On the walls inside, you’ll find Jax, Dixie and Regal beer trays sharing space with Celtic football club banners and championship marquees; antique rifles and Irish hurley sticks; a Celtic cross and an MRE bag—a true commingling of all things Irish and New Orleanian. Expatriates from Ireland, along with Scotland and England, gather with walk-in soccer fanatics on Saturday and Sunday mornings to enjoy the Premier League matches televised live from pitches back home, places like Glasgow, Manchester, Liverpool and London. The love of these teams—Celtic, Rangers, Chelsea, Arsenal, Man U., Everton and others—begins in the neighborhoods and the pubs, not unlike Finn McCool’s, and it runs like blood through veins all the way to the Big Easy.
Far quieter than a typical NFL crowd at the start (perhaps the early hour has something to do with that), the fans’ furor and enthusiasm build, especially as this town’s only decent Guinness gets poured into the afternoon. This is a pub in the best tradition, where the owners not only man the bar but will likely greet you when you enter and remember you later.

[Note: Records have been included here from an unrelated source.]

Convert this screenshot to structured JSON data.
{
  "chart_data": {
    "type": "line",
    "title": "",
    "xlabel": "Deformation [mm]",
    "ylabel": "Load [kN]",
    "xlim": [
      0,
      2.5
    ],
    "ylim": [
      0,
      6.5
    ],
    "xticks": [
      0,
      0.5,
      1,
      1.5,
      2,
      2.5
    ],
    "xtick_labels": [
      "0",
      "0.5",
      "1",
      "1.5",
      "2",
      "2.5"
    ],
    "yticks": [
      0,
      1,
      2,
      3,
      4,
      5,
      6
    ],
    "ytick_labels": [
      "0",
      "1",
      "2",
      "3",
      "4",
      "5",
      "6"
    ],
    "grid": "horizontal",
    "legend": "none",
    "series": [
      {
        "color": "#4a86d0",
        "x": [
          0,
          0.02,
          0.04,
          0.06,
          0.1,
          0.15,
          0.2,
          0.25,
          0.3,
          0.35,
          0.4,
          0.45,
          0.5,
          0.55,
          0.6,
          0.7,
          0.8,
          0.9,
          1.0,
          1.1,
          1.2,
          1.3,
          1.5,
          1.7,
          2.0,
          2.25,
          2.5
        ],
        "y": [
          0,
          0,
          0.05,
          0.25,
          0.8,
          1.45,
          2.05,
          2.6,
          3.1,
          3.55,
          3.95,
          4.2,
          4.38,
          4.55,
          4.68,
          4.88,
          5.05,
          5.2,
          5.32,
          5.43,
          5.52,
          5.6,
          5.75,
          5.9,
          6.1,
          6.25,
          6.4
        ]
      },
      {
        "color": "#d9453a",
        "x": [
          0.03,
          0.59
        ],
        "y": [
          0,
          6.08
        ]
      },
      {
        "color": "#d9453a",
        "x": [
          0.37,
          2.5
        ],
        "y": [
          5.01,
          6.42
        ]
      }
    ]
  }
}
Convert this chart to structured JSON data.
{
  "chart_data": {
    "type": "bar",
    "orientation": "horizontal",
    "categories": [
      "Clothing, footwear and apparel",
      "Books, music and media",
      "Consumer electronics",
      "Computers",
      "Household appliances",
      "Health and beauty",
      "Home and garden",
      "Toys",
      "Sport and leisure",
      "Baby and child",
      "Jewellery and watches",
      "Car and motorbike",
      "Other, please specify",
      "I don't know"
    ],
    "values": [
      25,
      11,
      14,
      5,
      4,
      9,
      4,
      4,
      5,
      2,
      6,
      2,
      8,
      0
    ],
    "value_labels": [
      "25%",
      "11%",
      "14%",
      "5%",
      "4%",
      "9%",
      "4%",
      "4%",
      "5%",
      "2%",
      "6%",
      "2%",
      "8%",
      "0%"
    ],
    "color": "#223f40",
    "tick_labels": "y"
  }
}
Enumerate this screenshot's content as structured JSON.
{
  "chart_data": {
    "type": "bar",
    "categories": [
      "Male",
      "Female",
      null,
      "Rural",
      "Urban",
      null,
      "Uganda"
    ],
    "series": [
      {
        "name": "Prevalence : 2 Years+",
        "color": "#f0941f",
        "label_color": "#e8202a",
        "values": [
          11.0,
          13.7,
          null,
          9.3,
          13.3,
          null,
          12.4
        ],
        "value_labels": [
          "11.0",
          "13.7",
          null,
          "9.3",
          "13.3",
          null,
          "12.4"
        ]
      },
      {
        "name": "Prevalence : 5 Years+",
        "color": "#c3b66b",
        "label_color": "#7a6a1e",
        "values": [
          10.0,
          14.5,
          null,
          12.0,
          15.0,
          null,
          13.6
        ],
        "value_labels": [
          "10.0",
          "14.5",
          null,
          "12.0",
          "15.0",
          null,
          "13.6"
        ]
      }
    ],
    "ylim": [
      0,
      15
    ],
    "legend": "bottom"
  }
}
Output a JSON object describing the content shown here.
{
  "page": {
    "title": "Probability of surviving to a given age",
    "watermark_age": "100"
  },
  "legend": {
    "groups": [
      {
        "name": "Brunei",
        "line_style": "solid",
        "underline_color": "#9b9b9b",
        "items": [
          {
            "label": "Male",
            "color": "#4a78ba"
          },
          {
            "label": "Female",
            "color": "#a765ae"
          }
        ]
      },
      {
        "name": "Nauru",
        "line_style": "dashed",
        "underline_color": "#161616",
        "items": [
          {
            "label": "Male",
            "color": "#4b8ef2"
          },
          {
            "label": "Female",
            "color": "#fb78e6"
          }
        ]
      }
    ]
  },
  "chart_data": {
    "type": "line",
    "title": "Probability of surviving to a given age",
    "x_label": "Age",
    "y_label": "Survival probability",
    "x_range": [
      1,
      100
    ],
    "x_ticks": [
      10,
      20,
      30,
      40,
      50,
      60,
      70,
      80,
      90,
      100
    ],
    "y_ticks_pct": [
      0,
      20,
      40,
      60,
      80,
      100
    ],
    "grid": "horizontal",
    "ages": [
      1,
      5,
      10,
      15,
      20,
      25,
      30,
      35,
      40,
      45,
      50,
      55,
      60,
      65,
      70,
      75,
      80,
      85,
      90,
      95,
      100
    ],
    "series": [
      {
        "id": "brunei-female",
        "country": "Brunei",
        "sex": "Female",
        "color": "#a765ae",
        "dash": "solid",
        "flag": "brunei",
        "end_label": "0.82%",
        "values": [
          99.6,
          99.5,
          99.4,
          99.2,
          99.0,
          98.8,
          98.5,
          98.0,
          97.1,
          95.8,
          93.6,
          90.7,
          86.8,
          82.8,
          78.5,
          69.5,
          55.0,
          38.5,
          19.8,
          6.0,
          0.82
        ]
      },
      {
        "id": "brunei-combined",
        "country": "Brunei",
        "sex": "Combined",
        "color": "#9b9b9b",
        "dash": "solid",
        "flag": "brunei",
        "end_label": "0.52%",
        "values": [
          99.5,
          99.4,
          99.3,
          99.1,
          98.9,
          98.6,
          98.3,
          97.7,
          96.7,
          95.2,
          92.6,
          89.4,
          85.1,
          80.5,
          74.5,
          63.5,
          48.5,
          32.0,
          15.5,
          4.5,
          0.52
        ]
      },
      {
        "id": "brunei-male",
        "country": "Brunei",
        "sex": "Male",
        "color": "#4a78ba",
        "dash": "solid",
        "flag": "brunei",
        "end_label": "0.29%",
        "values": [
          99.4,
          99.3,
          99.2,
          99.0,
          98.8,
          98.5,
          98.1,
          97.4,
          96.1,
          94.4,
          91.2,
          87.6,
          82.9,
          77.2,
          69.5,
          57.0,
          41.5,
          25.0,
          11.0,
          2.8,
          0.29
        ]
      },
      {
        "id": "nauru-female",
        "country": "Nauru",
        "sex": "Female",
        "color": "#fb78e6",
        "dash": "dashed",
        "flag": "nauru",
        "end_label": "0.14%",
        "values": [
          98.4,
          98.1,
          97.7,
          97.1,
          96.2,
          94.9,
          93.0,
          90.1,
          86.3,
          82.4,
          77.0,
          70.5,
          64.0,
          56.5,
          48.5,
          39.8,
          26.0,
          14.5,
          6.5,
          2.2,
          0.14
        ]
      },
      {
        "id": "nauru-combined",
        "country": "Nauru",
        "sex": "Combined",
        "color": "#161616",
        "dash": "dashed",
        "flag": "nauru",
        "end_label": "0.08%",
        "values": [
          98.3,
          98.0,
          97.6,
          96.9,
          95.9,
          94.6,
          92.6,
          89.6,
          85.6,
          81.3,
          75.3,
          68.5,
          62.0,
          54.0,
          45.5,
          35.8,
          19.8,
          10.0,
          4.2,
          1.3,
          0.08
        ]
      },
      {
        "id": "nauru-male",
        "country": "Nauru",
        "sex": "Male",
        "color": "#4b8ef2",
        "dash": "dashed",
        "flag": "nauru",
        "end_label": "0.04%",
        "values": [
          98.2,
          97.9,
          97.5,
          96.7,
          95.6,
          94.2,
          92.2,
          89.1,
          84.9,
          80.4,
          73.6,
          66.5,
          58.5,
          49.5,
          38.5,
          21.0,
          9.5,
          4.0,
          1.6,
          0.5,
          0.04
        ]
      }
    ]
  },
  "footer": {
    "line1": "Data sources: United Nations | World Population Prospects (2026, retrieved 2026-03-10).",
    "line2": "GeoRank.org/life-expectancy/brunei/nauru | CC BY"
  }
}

With its continual, ambiguous rule tweaking, NFL football has morphed from the somewhat violent game founded on rugby to become a mere shadow of the one played in the days of Teddy Roosevelt. The kind of football watched at McCool’s, and played by its patrons, is one of long periods of gradually building tension and taunts culminating in an explosion of shots and controversy. This football is sublime in its lack of surreal penalty calls and referee intervention (though what passes for game-deciding penalty kicks can sometimes be quite mysterious in origin). It is quick, athletic, tenacious, smart, filled with proficient tackling and suffused with skill. The result just flows. It essentially depends on fair play and deft passing, to such an essential degree that it shows a lot about the character of the players themselves (indeed, the pub recently had a fundraiser for a patron and fellow player who was sick). What it emphasizes most about sport is that it’s the passion that matters, the expertise and the knowledge about how to strike a ball just right so it can’t be stopped by anyone, no matter the circumstances, and the beauty of that when it happens. These football fanatics have a hundred years of such knowledge and as Finn McCool’s Football Club shows, it can bridge generations, cultures and oceans.
Using soccer as his device, Rea also bridges time, from the peaceful days at the founding of Finn McCool’s Football Club to the dark days of Hurricane Katrina. We follow the team as it deals with the impending hurricane to its aftermath, when the team breaks up and its roster is scattered around the world. And we rejoice in the unlikely recovery—of the team, its members and the city itself. The history of the club, as told by Rea, reflects New Orleans’ own history of attracting all sorts of personalities—the motley, the brilliant, the drinkers, the sober, the dreamers and the builders—to create something new out of the surrounding swamp. It’s an unlikely success story in an unlikely city that has had some remarkable challenges and victories along the way and despite all odds is still here.